What motivated you in the first place to take up counselling training? What were the immediate reasons and the underlying reasons?

What were the messages you took from your training? Were you critical of them at the time? Have you become so since? Have you modified your approach to clients? Have you integrated new theories and understanding in your approach to clients? What is it that you think you are doing when you work with a client? How do you understand the ethical challenges of your work?

Do you think that you have arrived at a place of authentic practice?

Julia Buckroyd is Emeritus Professor of Counselling at the University of Hertfordshire. She practises in St Albans as a therapist specialising in work with people concerned about food, weight, shape or size.

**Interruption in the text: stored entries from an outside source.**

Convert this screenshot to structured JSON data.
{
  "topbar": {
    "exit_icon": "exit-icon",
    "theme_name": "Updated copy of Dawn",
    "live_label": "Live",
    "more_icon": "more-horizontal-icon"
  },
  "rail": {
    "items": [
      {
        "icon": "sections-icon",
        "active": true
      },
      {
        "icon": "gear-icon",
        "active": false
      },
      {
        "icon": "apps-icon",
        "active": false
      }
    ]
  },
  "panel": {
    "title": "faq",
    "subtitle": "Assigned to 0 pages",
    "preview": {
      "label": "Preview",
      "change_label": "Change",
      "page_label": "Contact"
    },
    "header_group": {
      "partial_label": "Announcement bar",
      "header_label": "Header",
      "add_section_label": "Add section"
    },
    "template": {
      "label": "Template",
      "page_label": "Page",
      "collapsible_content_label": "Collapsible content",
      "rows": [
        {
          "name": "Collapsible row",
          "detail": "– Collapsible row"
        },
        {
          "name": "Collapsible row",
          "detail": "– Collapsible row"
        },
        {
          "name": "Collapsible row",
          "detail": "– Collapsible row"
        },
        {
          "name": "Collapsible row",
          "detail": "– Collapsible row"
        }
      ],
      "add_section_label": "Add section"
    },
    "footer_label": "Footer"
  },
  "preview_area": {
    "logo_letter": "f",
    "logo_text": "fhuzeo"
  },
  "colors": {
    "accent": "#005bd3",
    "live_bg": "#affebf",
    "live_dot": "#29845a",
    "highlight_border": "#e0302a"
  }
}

She also trains therapists to deliver her ‘Understanding your eating’ programme for working with emotional eaters and delivers workshops on eating disorders and other issues.

References

1. Davis M, Wallbridge D. Boundary and space: an introduction to the work of DW Winnicott. Harmondsworth: Penguin; 1983.
2. Langs RJ. The technique of psychoanalytic psychotherapy. Volume one: initial contact, theoretical framework, understanding the patient’s communications, the therapist’s interventions. Lanham, MD: Jason Aronson; 1989.
3. Klein J. Our need for others and its roots in infancy. London: Tavistock; 1987.